Pakistan | Former PM Khan arbitrarily detained, UN experts say

(Geneva) A panel of UN experts considers that the detention of former Pakistani Prime Minister Imran Khan is arbitrary and contrary to international law, calling “immediately” for his release.


In an advisory released Monday, the UN Working Group on Arbitrary Detention expressed concern over the multiple legal cases opened against Mr Khan since he was ousted from power in April 2022.

The same source believes that his deprivation of liberty violates a series of laws and standards and is “arbitrary.”

The task force said it had concluded that Mr Khan’s detention “has no legal basis and appears to have been intended to disqualify him from political office”.

“Therefore, from the outset, these proceedings were not justified in law and appear to have been instrumentalised for political purposes,” the working group added in its opinion, dated 25 March, but only made public on Monday.

The working group, composed of five independent experts whose opinions are not binding on the UN, called on the Pakistani government to “take the necessary measures to remedy Mr Khan’s situation without delay and to bring it into line with relevant international standards.”

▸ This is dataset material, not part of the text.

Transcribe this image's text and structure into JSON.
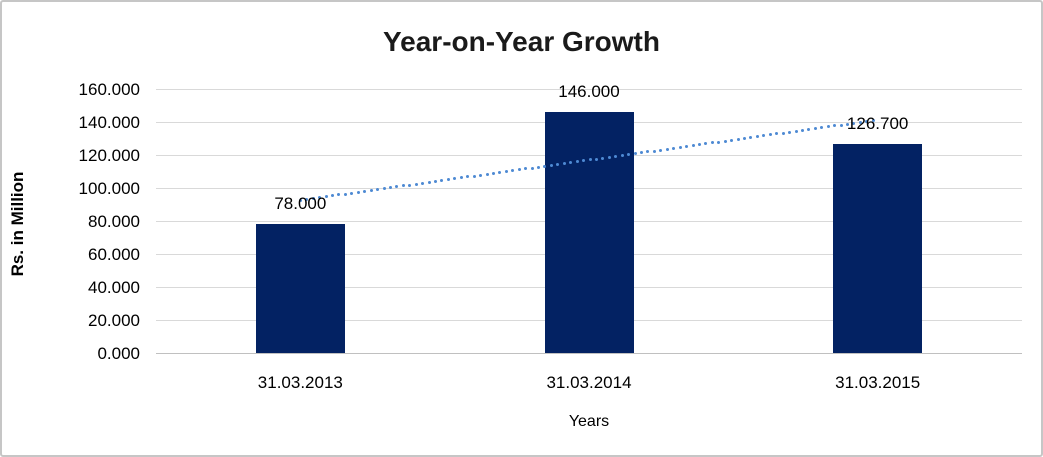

“The appropriate solution would be to release Mr Khan immediately and provide him with enforceable compensation and other remedies, in accordance with international law,” the experts said.

Imran Khan, who was prime minister from 2018 to 2022, has been embroiled in more than 200 legal cases since leaving power – a campaign he says is designed to prevent him from regaining power.

He has been imprisoned since last August and prevented from running in elections.

However, the former cricket star and his wife had their 14-year prison sentence for corruption suspended by a Pakistani high court in April. But the conviction itself remains in place.

In early June, Mr Khan was also acquitted of a treason charge, for which he had been sentenced to 10 years in prison at first instance.

He remains in Adiala prison in the south of the capital Islamabad after being convicted of illegal marriage.

Neither the Interior Ministry nor the Information Ministry could be immediately reached for comment.

Mr Khan’s party, Pakistan Tehreek-e-Insaf (PTI), called the experts’ opinion a “huge victory”.

“It shows beyond any doubt that Imran Khan is innocent and has been illegally imprisoned,” PTI spokesperson Syad Zulfiqar Bukhari said in a statement.